Currently, there are more and more ARM based datacenter hardware options on the market, and their performance has been continuously improving. Thus more and more users and customers are starting to consider using these datacenter hardware options for their business. Big Data is one of the most important areas.
On the contrary, the open source ecosystem for Big Data on ARM is not that perfect: most of the software in the Big Data ecosystem does not care too much about running on ARM in advance, or developers have not officially tested their codes on ARM, and there are a lot of unsolved problems. In order to make those software solutions able to run on ARM, one has to search and read tons of articles and to do a lot of patches and build a numbers of dependencies on their own. And once the upstream changes or upgrades, there might be new problems since it is not tested on ARM in upstream. All these challenges made users concerned to use ARM for their business.
In order to change this situation and make the Big Data open source ecosystem more friendly to ARM platform and its users, our team started by proposing adding ARM CI to those open source projects.
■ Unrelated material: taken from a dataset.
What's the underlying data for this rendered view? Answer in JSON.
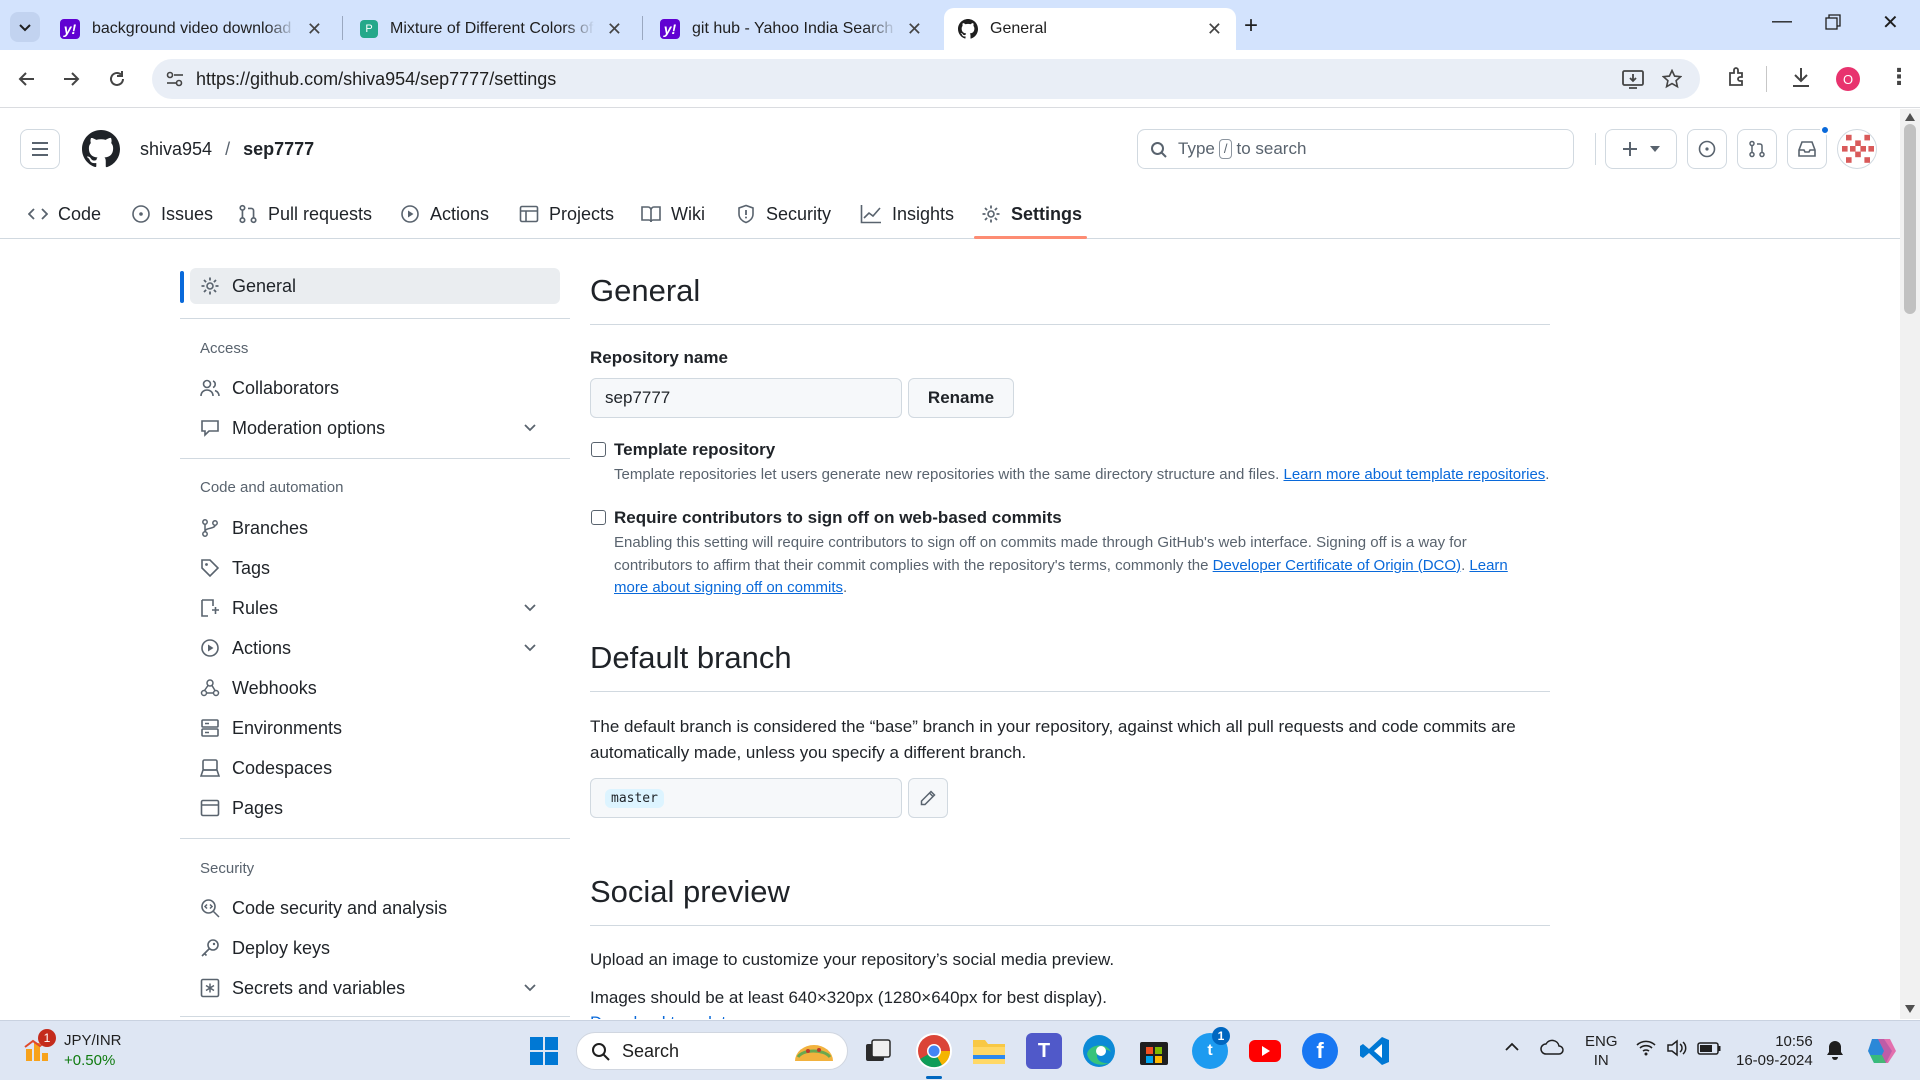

By doing this, the projects will be fully tested on ARM and also all future changes will as well be tested on ARM. In the process, we fixed a lot of problems directly in upstream, which benefits all users. And then, we started to perform performance comparison tests between ARM and x86, to give users an overview of the status. And there are also large numbers of TODO items, for the future.
In this session, you can learn the current status of ARM CI for Big Data ecosystem projects like Hadoop, Spark, Hbase, Flink, Storm, Kudu, Impala etc. and our efforts on fixing ARM related problems. We will also introduce our future plans.